On September 23, 2010 the US Food and Drug Administration issued a safety alert concerning patient burns associated with electric dental handpieces and electric oral bone-cutting hand-pieces. This was the second warning regarding these dental products.
The FDA first informed dental professionals of this problem in December 2007. Now they are again alerting dental professionals that serious patient burns can occur when electric dental handpieces overheat during dental procedures. Burns may not be apparent to the operator or the patient until after the tissue damage has occurred, because the anesthetized patient cannot feel the tissue burning and the handpiece housing insulates the operator from the heated attachment. These burns range from first degree burns to third degree burns requiring reconstructive surgery.
In that December 12, 2007 notice, the FDA reminded users of the importance of properly maintaining the hand-pieces. The notice stated, “Dear Dental Health Professional: This is to inform you about serious patient injuries, including third degree burns associated with the use of poorly maintained electric dental hand-pieces, and to recommend specific actions to prevent or minimize the problem. While this notification is directed to dental health professionals, the following information may be useful to all users of electric handpieces.”

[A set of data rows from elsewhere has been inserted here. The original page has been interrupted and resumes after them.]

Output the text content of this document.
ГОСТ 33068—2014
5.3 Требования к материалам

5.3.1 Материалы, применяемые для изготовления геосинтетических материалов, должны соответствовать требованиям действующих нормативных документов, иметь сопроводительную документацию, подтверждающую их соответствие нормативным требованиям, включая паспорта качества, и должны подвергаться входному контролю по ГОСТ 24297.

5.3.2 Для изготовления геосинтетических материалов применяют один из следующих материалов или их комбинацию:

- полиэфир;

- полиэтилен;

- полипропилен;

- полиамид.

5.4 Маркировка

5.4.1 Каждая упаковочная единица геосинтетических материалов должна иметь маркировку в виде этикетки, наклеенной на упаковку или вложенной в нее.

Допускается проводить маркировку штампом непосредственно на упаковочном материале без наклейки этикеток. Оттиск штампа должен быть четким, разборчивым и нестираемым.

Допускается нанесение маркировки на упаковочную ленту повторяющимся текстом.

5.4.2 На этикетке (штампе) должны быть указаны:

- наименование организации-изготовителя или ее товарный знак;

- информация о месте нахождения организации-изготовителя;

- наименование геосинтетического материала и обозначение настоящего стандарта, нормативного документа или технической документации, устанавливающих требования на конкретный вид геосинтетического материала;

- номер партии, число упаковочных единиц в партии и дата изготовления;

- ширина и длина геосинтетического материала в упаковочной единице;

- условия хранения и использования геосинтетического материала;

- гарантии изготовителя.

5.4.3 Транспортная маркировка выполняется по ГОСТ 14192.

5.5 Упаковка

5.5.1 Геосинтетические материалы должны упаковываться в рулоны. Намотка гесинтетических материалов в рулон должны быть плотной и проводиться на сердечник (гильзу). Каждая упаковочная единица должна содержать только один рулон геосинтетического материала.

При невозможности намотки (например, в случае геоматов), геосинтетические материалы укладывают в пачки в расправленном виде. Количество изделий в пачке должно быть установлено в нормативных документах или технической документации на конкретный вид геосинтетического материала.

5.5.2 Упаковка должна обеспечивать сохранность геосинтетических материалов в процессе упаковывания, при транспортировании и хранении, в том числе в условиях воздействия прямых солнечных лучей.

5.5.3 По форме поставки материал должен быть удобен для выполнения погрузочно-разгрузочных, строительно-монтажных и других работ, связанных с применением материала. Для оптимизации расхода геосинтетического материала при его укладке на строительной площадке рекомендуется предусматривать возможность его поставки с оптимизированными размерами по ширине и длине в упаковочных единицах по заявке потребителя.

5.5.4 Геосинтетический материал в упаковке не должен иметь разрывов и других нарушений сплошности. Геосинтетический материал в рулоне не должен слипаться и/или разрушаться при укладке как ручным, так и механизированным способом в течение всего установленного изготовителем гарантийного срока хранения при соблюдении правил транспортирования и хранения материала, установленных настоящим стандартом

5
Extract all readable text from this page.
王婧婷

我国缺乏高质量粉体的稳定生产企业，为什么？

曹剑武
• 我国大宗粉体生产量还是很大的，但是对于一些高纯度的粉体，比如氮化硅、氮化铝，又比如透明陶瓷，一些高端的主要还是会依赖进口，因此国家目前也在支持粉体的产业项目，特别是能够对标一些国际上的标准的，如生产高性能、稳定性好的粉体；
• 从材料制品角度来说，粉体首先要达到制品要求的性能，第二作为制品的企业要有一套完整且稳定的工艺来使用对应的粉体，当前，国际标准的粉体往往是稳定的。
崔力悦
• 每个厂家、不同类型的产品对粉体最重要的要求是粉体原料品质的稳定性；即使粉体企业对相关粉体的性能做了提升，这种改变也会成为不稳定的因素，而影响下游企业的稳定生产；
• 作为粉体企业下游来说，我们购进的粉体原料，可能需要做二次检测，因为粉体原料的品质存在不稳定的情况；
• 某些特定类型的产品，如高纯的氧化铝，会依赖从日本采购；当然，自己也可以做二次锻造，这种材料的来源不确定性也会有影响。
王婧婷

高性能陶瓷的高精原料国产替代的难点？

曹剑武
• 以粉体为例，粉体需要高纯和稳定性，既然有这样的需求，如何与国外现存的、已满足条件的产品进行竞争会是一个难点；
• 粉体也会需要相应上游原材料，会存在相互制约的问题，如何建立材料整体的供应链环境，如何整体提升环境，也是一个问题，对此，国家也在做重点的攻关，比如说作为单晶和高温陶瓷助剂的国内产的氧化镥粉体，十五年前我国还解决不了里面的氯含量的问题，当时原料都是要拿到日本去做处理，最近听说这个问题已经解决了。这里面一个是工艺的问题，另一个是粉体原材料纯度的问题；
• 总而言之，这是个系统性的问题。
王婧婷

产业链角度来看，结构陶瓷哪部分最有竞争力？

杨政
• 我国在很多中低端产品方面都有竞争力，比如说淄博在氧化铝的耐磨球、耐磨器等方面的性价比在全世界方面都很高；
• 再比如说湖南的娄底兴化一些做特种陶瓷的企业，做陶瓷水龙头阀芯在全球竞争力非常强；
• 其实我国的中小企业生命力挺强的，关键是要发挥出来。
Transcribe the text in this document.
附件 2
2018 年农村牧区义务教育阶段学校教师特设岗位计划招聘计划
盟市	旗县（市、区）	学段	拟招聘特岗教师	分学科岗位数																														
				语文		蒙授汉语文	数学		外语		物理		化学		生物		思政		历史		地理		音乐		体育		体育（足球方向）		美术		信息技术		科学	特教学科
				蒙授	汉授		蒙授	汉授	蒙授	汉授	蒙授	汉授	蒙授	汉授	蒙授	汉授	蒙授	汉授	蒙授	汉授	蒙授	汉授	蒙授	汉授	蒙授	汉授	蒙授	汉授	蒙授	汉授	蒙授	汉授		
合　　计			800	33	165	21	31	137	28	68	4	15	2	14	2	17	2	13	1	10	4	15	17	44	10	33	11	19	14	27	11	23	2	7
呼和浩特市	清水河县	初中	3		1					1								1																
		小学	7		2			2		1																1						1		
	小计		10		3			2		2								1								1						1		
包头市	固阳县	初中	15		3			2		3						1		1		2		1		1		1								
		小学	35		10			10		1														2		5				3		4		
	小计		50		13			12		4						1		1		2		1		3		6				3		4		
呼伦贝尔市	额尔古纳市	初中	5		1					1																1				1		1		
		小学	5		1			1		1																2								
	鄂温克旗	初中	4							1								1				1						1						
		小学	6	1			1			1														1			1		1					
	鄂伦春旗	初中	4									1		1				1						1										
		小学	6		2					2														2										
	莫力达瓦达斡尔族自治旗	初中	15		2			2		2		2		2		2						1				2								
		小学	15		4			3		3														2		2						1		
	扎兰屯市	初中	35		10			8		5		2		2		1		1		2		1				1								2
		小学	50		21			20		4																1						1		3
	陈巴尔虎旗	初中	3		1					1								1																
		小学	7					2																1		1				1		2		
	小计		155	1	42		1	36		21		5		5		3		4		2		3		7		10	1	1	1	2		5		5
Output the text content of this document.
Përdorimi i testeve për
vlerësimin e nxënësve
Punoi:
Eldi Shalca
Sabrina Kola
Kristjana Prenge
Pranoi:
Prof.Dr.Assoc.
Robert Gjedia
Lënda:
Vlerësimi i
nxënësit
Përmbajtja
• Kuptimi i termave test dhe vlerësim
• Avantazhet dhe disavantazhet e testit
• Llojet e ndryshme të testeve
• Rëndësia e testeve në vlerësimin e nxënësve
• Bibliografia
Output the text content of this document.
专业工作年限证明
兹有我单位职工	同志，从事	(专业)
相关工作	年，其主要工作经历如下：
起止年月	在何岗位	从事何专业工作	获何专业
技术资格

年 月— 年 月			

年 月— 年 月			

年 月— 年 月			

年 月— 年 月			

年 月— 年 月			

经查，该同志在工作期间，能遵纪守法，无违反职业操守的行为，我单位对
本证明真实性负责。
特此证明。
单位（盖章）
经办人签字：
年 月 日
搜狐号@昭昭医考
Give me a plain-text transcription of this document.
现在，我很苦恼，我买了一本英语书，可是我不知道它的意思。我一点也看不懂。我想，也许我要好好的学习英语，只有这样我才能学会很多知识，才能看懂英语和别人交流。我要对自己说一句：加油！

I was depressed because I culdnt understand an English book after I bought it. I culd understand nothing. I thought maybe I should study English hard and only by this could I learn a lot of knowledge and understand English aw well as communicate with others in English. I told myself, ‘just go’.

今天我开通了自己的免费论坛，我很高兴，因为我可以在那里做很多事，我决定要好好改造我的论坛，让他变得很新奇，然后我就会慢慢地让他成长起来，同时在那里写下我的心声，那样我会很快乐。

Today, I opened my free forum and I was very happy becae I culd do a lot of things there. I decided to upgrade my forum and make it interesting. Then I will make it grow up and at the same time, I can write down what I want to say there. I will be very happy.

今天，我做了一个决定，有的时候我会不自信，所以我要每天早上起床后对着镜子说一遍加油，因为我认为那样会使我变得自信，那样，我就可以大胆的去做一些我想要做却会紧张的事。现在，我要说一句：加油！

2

However, even since this notice, the FDA has received numerous additional reports of patients being burned by electric dental hand-pieces.
In this recent statement, the FDA states, “[a]s part of our ongoing investigation to address this continuing problem, the FDA is communicating our concerns to dental handpiece manufacturers.” On Aug. 20, 2010 the FDA sent letters to manufacturers of dental handpieces and electric oral bone cutting hand-pieces, requesting assistance with correcting problems associated with these devices.
The letters requested manufacturers take the following actions: identify the root causes of the overheating hazard, determine if the hand-piece labeling is understood by users and if required maintenance is feasible; and consider risk mitigation steps such as design modification, the addition of an overheating alarm, warning labels, operator training to avoid overheating, or modified use of the hand-pieces.
To prevent patient burns, the FDA is recommending that dental professionals do a number of specific things, including: increase vigilance about maintaining electric dental hand-pieces and electric oral bone cutting hand-pieces according to the manufacturer’s instructions; verify the proper routine service interval with the manufacturer based on the actual use of your electric dental hand-piece or electric intraoral bone cutting handpieces.
The FDA would like them to train personnel to properly clean and maintain the electric dental hand-piece or electric intraoral bone cutting handpiece, develop a method for tracking maintenance and routine service for each dental handpiece or electric intraoral bone cutting handpiece, and examine the electric dental hand-piece attachments and electric intraoral bone cutting handpiece attachments prior to use.
The FDA does not want dental profession to use worn drills, burs or poorly maintained electric dental handpieces or electric intraoral bone cutting hand-pieces when performing dental surgery on patients.